Tuesday, July 12, 2005

19 Days In A Row (and still counting)
Imagine meeting the same person up for 19 consecutive days. Madness? Sick and tired?

Yes to the former, but no to the latter. Every single day feels just like the first day. It's just amazing how it can be this way. The fact of us is still sinking in, and it feels great!

Anyway, here's some stupid lame shit that happened:

Him: *said something super lame* (can't remember what exactly)
Her: Talk rubbish lah!
Him: If rubbish can talk, dustbins can dance.
Her: -rolleyes more than 360 degrees-

So wanted to chew his head off. And so wanted to roll my eyes till they pop out of the sockets. But still, he's a joy who's always around. =p

Sunday, July 10, 2005

:)
A day filled with so much laughter. PSA to nasi lemak (contaminated) to minor food poisoning to a mad rush to the loo to fashion disasters.

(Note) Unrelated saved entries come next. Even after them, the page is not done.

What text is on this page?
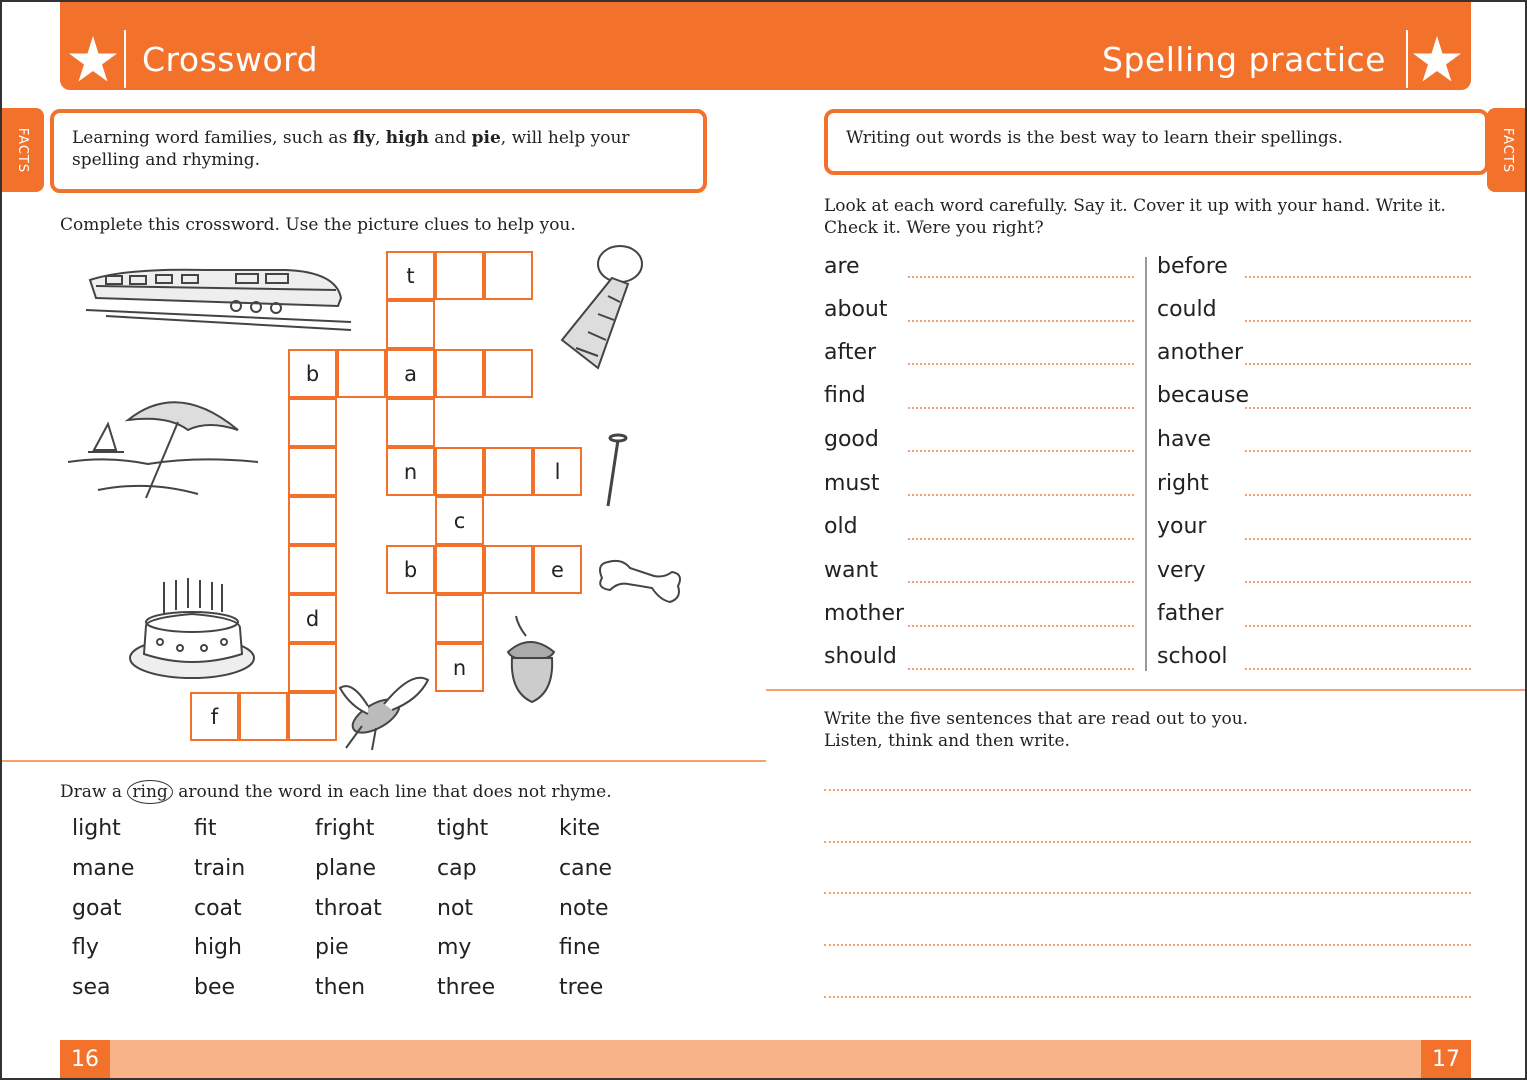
Crossword	Spelling practice
FACTS	FACTS
Learning word families, such as fly, high and pie, will help your spelling and rhyming.
Writing out words is the best way to learn their spellings.
Complete this crossword. Use the picture clues to help you.
t
b	a
n	l
c
b	e
d
n
f
Draw a ring around the word in each line that does not rhyme.
light	fit	fright	tight	kite
mane	train	plane	cap	cane
goat	coat	throat	not	note
fly	high	pie	my	fine
sea	bee	then	three	tree
Look at each word carefully. Say it. Cover it up with your hand. Write it. Check it. Were you right?
are	before
about	could
after	another
find	because
good	have
must	right
old	your
want	very
mother	father
should	school
Write the five sentences that are read out to you.
Listen, think and then write.
16	17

Brother's friends are over playing mahjong. It's going to be a noisy night. Bummer!

Saturday, July 09, 2005

Fort Canning Madness!
Thrilled to the core. Crazy, I would say. Got provoked by 2 crazy bastards there, and may they burn in hell. Like, get a life?!

But putting those 2 rotten worms aside, it was great! The first and perhaps the last time. =p

Wednesday, July 06, 2005

I'm Sorry... =(
I broke someone's heart. Badly. And I'm utterly sorry about that. I'm sorry to have to put you through this. I played with fire and I got burned. The ache in the heart that comes along with it is inevitable.

At this point in time, the amount of "sorries" wouldn't be able to heal the deep gash in your heart. Don't feel that you've failed in love. You've been great, by far the best I've had, and I thank you for all the sweet memories and lovely times we've spent together.

Thank you for loving me, thank you for all your gifts, thank you for the care and concern you've showered me with. Thank you for everything. I'll miss you.

Sunday, July 03, 2005

Stuck
I've been told to update, so here goes. The past week was filled with countless events, ranging from CA/project madness in school, to skipping lessons, to going shopping and many more.

I played with fire and I've been burnt. I guess I brought things upon myself and I've got no one to blame. Maybe on your part, you weren't that sensitive. But it doesn't matter now.

Having pretty bad relations with my parents as well. But things are starting to get better (I think). Oh well, I'm off to study now.